I have no efficient system fo keeping track of interesting sites that I find online. So thanks to Amy Gahran for showing how to use a site called Furl to park links in a findable spot and tag them by category of interest. Her tutorial starts with a Poynter Institute blog posting. Leave yourself time to read some of the embedded links where she suggests how to make use of Furl. Time spent learning Furl should pay off in ease of finding resources down the line. (FYI: Gahran talks about other tools for video searching and collaborative writing but I could only absorb so much in one sitting.)
Switching to the pod-space, a snippet in MediaPost touts Podbridge as an easy way to slip ads into podcasts.
Even direct mail marketers should be useful, says an article that suggests the inclusion of how-to information in marketing pitches. I’ll endorse this from personal experience. Once upon a time I had a typesetting shop and our best marketing tool was a periodic newsletter in which we tried to help our customers — designers, printers, business owners, newsletter publishers — pick up some trick or technique to improve their own work. My only regret is that I wasn’t more disciplined about doing this (my wife, who was my partner in that business, used to joke that it was the quarterly newsletter that came out twice a year.)
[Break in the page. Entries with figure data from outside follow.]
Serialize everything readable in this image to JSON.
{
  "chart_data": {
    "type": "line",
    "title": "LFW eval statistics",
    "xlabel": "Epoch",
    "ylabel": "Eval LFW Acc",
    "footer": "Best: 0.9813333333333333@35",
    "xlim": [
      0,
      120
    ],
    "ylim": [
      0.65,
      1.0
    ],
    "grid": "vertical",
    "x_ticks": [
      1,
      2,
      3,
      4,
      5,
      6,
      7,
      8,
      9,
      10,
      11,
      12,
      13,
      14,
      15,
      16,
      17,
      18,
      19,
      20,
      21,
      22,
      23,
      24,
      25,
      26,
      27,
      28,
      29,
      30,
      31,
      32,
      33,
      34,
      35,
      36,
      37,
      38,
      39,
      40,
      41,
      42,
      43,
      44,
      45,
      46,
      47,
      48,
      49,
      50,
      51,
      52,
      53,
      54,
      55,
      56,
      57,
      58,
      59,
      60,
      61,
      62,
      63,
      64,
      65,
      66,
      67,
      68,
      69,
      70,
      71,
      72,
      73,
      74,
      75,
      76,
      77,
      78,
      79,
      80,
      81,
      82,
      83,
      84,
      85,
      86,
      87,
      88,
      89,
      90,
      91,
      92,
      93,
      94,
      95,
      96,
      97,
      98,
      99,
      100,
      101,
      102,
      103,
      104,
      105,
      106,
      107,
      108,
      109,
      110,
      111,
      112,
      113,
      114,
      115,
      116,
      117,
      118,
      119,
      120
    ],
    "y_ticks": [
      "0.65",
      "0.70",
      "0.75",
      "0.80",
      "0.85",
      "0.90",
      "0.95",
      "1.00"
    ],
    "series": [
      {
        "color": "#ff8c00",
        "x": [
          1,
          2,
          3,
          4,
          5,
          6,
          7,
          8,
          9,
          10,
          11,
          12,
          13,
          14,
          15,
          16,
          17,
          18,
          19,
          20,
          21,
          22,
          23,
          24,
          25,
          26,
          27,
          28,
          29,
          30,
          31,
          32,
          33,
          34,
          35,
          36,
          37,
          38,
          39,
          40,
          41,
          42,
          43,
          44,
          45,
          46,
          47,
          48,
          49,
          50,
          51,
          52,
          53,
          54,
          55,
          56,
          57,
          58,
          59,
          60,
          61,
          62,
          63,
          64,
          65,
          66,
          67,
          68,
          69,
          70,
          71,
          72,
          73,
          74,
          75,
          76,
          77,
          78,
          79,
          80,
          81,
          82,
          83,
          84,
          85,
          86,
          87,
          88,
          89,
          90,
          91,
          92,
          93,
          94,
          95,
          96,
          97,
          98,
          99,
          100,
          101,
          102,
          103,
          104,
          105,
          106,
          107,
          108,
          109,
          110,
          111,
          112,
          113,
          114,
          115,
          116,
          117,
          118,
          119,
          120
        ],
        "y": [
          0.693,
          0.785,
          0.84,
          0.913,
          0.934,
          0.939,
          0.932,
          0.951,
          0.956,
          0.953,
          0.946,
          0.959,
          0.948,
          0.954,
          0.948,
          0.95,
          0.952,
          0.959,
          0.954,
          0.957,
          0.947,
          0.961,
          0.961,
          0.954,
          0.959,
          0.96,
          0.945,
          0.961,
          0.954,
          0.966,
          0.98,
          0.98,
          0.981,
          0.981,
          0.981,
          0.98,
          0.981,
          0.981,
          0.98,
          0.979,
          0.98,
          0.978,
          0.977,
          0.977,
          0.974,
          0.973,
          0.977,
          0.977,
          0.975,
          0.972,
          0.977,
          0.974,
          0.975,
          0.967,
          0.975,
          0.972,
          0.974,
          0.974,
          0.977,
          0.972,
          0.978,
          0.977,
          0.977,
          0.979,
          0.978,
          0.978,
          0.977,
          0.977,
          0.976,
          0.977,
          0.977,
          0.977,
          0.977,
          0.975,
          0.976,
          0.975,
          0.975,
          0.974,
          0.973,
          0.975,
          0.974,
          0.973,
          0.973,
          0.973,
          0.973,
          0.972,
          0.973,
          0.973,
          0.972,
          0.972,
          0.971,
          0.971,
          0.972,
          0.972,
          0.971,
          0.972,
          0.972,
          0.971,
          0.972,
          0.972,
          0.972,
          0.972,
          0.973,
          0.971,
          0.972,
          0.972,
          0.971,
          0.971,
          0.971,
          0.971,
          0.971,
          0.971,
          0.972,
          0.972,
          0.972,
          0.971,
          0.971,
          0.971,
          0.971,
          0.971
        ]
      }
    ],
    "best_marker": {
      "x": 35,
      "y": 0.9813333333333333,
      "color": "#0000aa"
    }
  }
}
And always try to throw in an odd tidbit for the stalwarts who read to the end, such as the research note that says the number of persons who use only a cell phone and therefore fall out of the pool of randomly-selected respondents for polls is reaching the point where the sample may not reflect the real universe of interest. Quoting from the research summary:
” … cell-only Americans, an estimated 7%-9% of the general public, are significantly different in many ways from those reachable on a landline. They are younger, less affluent, less likely to be married or to own their home, and more liberal on many political questions.”